It is no secret that I have written about Harold Bloom and often enough try to provide some balance when his name is invoked here at The Educated Imagination. Professor Bloom has always been generous and reading Professor Bloom has always been productive for me. And herein lies the problem: I am a PhD Student at the Centre for Comparative Literature at the University of Toronto. The Centre for Comparative Literature, as many likely know, was at one time and in sense still is the home of high theory. One need only look so far as the post of the Visiting Northrop Frye Professor of Literary Theory, which was initiated in 1977 and Fredric Jameson was the first academic to hold this post. Following Jameson, the Centre was visited by: Paul Ricoeur, Robert Weimann, Barbara Hernstein-Smith, Mieke Bal, Edward Said, Sander L. Gilman, Julia Kristeva, Charles Taylor, L. M. Findlay, Tillotama Rajan, Emily Apter, Carol Mavor, and current Franco Moretti, who is teaching a course called “The Bourgeois.” Moreover, just about every major influential theorist has, at one time or another, passed through the Centre for Comparative Literature. Indeed, for students who come to the Centre, these times seem like memories and myths of a time lost. The Centre for Comparative Literature has also been home to every Canadian President of the Modern Language Association. And, recently as the Centre’s homepage announces, “Professor John Zilcosky was recently elected President of the Literary Theory Committee of the International Comparative Literature Association.”
The Centre for Comparative Literature is, in a sense, the centre for theory; at least this is the image that the Centre presents for itself.
Theory is essential to Comparative Literature. But, what does the scholar do who prefers not to read Derrida and instead prefers Bloom (Harold or Allan)? Or, how does one approach Northrop Frye at the Centre (after all, to date, only two or three “Frygians” have held the Visiting Professorship: Alvin Lee and Jonathan Hart, and, though to a lesser degree—less declared more influenced—David Damrosch)? Theorists, writers, critics like Harold Bloom, Northrop Frye, Frank Kermode, Stanley Fish, M. H. Abrams, William Empson, canonical voices in their time, are now part of a time gone by. These masterful critics, for they all were and are masterful, are no longer a part of the mainstream of literary theory and criticism.
So what does the scholar of today do if that scholar is riddled by the anxiety of admitting that he or she finds people like Frye, or the Blooms, or Abrams, or Empson more engaging and more productive to his or her literary pursuits than the voices of “high” theory?

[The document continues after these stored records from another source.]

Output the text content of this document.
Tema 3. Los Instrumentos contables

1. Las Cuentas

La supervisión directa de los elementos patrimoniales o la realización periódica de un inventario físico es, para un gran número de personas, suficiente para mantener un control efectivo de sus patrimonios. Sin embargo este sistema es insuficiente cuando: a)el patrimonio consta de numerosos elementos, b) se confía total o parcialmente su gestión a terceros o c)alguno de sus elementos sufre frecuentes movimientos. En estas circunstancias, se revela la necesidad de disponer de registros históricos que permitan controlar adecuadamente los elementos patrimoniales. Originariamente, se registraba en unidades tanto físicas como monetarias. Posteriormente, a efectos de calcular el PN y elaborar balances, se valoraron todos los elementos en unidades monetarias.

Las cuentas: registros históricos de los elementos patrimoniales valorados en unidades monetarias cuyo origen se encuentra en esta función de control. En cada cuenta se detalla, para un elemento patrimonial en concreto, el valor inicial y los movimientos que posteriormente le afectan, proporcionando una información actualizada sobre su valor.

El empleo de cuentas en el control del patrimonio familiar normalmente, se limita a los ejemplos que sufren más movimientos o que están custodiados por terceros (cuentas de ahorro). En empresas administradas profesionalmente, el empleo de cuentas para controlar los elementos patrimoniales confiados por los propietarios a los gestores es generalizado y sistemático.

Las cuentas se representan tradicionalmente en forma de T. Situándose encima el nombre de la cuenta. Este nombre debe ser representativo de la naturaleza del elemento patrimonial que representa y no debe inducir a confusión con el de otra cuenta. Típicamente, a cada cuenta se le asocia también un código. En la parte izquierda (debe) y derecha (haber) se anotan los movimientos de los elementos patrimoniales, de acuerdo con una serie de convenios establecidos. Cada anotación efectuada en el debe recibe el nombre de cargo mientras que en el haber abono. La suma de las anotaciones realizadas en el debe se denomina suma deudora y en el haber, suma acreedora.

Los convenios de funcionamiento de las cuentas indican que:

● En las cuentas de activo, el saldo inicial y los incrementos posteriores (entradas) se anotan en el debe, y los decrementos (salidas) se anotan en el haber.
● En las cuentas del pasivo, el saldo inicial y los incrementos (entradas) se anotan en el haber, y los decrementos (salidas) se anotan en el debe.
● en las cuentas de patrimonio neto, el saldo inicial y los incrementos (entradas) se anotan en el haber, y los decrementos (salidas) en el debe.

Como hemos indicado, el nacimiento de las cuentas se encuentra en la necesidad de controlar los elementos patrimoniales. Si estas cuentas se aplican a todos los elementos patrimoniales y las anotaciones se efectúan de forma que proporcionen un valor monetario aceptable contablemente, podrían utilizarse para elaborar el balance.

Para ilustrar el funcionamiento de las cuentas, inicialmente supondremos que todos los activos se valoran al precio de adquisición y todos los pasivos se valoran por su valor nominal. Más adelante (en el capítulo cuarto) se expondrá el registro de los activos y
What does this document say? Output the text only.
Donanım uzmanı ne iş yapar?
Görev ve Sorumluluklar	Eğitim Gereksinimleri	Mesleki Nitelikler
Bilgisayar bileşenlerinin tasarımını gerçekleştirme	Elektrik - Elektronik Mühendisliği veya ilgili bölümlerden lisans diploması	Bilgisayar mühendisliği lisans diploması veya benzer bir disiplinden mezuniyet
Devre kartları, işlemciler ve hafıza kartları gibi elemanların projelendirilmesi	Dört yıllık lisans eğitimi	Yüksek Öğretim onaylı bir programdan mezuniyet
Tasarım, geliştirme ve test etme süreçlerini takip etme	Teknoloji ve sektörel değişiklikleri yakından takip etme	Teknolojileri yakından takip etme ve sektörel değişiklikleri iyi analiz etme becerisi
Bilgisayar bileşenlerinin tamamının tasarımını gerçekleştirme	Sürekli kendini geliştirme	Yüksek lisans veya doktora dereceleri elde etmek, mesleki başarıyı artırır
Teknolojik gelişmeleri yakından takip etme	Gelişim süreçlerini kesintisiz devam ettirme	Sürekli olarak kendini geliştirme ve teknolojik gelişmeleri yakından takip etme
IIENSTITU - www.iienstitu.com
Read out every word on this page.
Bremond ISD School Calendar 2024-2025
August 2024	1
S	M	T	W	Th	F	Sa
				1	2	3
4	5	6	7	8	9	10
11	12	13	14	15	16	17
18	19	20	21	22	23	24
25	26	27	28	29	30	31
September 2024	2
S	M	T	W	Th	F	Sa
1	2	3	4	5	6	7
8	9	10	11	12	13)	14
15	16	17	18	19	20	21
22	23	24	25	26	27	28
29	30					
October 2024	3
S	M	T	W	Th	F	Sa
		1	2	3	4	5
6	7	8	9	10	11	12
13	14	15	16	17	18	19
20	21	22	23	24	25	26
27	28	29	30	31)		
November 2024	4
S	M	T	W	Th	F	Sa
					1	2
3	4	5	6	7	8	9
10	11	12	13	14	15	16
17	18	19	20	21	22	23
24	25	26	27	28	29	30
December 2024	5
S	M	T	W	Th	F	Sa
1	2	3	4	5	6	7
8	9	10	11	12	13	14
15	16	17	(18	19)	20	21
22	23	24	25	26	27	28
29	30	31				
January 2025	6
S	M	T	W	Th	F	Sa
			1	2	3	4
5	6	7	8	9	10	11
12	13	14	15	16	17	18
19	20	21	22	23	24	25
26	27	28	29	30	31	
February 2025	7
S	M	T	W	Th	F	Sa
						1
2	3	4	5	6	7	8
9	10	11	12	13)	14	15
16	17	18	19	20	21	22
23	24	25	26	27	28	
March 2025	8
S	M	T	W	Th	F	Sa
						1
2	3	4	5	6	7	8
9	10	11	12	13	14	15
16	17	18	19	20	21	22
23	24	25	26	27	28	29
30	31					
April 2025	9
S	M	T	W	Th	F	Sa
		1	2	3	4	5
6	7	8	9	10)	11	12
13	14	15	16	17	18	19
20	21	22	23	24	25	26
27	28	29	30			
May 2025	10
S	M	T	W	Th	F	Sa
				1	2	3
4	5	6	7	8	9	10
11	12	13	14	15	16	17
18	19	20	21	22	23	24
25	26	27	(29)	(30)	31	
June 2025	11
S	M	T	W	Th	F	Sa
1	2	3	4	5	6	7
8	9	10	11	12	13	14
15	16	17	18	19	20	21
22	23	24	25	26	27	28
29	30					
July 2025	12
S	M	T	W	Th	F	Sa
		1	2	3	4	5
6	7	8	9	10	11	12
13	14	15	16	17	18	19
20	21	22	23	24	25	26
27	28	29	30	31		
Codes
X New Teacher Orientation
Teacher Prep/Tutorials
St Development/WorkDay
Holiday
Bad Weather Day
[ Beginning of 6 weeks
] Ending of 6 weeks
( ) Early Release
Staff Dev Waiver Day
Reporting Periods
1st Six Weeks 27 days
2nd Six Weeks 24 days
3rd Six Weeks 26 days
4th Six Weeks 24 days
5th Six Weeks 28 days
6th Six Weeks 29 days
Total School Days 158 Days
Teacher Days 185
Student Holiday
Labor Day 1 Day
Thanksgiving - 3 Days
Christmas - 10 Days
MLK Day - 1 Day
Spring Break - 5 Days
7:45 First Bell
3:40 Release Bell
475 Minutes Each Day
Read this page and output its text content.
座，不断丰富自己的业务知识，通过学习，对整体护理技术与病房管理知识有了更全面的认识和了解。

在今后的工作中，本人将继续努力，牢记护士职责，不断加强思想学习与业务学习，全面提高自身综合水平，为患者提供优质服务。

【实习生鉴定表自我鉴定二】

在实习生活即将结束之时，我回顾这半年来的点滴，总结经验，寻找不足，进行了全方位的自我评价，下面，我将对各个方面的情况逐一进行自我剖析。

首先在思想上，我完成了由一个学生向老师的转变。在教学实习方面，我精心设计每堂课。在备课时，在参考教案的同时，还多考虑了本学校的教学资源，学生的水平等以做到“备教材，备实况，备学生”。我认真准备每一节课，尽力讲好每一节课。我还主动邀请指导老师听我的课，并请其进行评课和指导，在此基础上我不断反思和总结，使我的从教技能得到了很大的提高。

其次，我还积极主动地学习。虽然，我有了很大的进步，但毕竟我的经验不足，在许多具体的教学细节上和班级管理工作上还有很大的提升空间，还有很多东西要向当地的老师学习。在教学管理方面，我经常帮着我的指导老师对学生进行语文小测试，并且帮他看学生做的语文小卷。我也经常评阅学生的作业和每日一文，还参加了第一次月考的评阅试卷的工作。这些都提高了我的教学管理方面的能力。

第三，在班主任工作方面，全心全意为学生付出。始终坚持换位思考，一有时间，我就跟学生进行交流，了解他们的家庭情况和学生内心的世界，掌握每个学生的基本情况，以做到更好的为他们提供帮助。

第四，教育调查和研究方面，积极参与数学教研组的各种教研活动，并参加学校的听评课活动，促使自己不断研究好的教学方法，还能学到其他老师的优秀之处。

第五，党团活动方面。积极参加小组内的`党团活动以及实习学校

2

As much as I appreciate the critiques of Harold Bloom that are often enough advanced on this site, I have to reluctantly admit that I hear similar critiques aimed at Northrop Frye. Are these critiques true? Probably not. But they are common enough that we are reminded over and over again of Terry Eagleton’s infamous question: “Who now reads Frye?” The question, perhaps, contains the answer. Those of us who read theory, read what is “now” called theory, if we read Frye we are not reading the “now” of theory, which is to say, we are not reading what is now available, now considered au courant. The theorists that I most often turn to are hopelessly not part of the “now” of theory; instead, they are part of a generation once removed, their time in the “now” was before the rise of theory, before the theory boom, before the Centre for Comparative Literature.
Indeed, the scholar’s anxiety is probably a balance between reading enough of the now to appear cognizant of what is going on in the world of literary theory and reading enough to satisfy the reader’s search for a theoretical approach that works and still resides in the literary.